红色情报专家曾希圣在加紧破译敌人密电。在此期间,红军高层领导对曾希圣的工作都极为支持。1932年5月,朱德、周恩来通过第一方面军总部,给情报科增设了一部侦察电台,朱德又亲自点将,将当时正在无线电2分队(红3军军部电台)任报务员的胡立教,以及无线电9分队(红3军团军团部电台)报务员曹祥仁调来情报科,用以加强他们的技术力量。
曹祥仁15岁就参加了红军,和胡立教一样,他也是红军自己培养的“红小鬼”报务员,但与胡立教不同的是,曹祥仁并非出自于总部无线电培训班。当时红3军团自己也开办了报务训练班(后并入无线电通信学校),在红3军团当战士的曹祥仁因为有文化,便被选派进入训练班学习,毕业后在军团部当了报务员。
曹祥仁所谓的“有文化”,其实只是读过4年私塾,但他勤奋加上天资,使他一出师就成为红3军团最优秀的报务员——曹祥仁能将数千组摩尔斯明码背诵如流,听到电码,可以直接在脑子里将其转换为文字。也就是说,一般报务员都只是收听电码,而曹祥仁却几乎是在直接接收文字。
7月,曹祥仁在报务当班之余,开始参与曾希圣的猜译研究。到这个时候为止,曾希圣已经研究了好几个月,但直到曹祥仁加入,还是没能找到破译敌高级密码的规律,当然具体的破译也就根本无从着手。
随着侦察台从敌台抄收的密电越积越多,一堆堆无法解读的“天书”,让猜译研究几乎陷入了“山重水复疑无路”的困境。曾希圣愁眉紧锁,既然在已有电报底稿和“壮密”本上难以取得突破,那么,敌人新的密码本呢?能不能从那上面寻找破译线索?
1932年8月20日,红军攻占宜黄县城。宜黄守军为孙连仲部的一个师(此时的孙部系宁都起义后的重新整编部队),有师部,自然就有电台,有电台,就有密码本。为了抢在敌人带走或销毁前缴获电台和密码本,战斗尚在激烈进行之中,曾希圣就不顾生死,冒着枪林弹雨,带着部队突击冲进了敌师部机要室。
冲进去一看,敌人的报务员已经全都逃走了,更让人沮丧的是,他们在逃走时,把电台和密码本也都带走了。唯一的收获是在墙角处发现了一个公文包,而正是这个公文包中的物品,令曾希圣顿时眼前一亮,转忧为喜。

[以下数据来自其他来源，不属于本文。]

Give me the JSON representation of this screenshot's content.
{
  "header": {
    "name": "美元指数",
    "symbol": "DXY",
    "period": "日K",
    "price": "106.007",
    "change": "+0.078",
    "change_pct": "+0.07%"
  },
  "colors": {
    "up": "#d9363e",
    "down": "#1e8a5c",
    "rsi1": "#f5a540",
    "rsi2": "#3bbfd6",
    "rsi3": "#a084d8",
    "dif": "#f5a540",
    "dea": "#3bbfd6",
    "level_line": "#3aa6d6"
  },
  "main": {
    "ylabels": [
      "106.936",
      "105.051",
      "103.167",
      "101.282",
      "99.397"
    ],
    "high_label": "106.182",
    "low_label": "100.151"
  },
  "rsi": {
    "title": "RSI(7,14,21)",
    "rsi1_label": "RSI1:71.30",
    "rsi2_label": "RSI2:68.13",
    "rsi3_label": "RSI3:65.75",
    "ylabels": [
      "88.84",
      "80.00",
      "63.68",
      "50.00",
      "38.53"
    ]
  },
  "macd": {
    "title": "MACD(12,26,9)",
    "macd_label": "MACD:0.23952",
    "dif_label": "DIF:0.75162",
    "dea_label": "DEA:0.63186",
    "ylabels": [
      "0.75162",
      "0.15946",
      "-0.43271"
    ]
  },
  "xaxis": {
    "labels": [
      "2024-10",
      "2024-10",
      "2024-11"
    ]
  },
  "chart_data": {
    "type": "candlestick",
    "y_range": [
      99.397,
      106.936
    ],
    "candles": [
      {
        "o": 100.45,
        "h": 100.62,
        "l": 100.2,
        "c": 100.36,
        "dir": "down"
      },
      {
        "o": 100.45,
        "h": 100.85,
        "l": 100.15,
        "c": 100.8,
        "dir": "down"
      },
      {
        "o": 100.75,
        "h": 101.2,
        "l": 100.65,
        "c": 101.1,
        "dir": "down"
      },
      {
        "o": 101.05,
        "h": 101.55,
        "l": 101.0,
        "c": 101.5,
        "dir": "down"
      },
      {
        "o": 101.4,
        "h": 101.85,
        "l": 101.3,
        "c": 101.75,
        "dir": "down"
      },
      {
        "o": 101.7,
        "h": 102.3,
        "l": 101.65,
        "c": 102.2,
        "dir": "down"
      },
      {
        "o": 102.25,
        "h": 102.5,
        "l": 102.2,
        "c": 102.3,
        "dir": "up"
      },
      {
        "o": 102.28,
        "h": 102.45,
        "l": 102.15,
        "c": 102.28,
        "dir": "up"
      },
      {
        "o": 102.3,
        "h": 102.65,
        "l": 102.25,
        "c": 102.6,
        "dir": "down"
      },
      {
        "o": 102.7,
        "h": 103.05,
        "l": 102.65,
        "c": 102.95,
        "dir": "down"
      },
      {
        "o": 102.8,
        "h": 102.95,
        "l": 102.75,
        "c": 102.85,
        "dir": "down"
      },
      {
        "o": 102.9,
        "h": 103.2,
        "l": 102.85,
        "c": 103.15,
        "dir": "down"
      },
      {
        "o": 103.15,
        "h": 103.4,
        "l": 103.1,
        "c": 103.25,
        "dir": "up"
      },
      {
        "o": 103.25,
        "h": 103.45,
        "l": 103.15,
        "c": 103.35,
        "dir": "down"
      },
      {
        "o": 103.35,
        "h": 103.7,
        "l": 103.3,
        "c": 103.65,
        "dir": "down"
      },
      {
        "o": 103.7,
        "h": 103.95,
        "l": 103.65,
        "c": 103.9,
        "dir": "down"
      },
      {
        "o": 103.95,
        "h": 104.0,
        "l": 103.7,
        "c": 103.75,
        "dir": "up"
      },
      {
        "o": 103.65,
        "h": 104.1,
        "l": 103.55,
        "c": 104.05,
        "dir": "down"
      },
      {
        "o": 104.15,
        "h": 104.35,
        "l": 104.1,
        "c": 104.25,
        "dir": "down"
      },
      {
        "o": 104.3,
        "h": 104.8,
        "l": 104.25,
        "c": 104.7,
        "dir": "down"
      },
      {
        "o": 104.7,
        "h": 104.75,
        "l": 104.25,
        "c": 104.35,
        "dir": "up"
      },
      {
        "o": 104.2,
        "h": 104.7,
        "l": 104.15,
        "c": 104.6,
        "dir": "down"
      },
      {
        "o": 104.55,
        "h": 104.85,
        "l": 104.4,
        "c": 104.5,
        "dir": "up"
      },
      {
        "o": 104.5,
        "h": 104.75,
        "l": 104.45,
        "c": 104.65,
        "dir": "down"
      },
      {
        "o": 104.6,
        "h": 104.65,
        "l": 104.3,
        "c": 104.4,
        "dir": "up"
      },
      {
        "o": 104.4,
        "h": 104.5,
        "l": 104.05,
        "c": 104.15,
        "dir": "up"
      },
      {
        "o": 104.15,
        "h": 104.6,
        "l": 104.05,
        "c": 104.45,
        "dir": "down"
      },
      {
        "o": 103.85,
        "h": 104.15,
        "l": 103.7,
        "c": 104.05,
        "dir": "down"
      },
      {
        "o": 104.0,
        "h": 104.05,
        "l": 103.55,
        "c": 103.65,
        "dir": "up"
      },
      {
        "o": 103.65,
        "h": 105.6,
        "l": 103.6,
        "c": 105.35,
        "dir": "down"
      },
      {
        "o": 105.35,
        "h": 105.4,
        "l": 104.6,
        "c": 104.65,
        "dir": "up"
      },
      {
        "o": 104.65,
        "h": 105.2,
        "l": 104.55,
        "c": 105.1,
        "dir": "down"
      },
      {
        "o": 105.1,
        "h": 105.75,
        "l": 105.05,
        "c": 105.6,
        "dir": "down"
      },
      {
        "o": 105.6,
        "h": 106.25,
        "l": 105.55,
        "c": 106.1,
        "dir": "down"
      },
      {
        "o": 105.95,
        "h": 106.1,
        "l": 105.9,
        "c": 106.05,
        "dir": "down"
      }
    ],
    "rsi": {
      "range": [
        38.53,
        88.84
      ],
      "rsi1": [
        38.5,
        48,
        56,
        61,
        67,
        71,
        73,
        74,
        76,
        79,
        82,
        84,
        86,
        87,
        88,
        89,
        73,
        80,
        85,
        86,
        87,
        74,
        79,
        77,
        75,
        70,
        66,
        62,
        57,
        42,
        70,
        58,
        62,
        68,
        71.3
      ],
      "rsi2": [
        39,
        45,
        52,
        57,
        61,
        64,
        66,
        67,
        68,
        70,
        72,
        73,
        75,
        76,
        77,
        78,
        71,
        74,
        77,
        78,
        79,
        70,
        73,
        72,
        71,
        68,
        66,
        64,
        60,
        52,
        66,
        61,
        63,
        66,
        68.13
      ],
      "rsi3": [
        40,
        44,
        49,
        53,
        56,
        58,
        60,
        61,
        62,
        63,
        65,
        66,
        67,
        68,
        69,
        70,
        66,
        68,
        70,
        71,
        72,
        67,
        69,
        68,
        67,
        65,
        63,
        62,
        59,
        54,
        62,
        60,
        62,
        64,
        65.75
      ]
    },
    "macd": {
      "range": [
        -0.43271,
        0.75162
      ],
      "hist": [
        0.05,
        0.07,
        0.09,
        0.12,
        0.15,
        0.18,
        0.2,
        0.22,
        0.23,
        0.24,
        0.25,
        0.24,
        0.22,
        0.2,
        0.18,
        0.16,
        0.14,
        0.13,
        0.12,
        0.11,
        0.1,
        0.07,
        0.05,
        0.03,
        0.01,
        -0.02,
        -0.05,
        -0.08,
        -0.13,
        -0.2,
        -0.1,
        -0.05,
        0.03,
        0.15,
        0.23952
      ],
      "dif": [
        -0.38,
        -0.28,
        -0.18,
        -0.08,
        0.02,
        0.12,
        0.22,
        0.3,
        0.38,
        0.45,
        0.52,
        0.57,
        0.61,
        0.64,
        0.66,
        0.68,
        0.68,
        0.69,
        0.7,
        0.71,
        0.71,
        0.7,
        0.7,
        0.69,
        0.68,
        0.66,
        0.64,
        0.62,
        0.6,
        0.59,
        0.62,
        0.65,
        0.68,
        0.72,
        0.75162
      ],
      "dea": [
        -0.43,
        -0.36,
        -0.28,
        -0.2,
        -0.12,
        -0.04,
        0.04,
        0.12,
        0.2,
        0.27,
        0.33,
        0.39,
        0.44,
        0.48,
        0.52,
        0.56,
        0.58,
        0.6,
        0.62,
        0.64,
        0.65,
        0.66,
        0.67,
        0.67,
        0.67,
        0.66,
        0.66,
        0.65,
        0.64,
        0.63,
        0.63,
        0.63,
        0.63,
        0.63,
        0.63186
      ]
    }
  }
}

公文包显然是电台人员仓皇逃跑时掉下的,公文包里还有一份电报以及一张纸条,纸条上有30多个字,初步分析,电报是孙连仲发给吉鸿昌的密电,密电名为“展密”,而纸条上的文字,是根据电报刚刚译出但还没来得及销毁的内容。
原电稿,还有附带的译文,在红军电台内部是绝对不允许遗失的,因为它会直接暴露自身密码。曾希圣立刻意识到,眼前的密电和纸条乃是破译密码的一条重要线索,于是赶紧保存起来,一路小心翼翼地带回了位于建宁的总部驻地。
以纸条中已有译文为基础,曾希圣与曹祥仁开始共同猜译原电稿中余下还没译出的部分。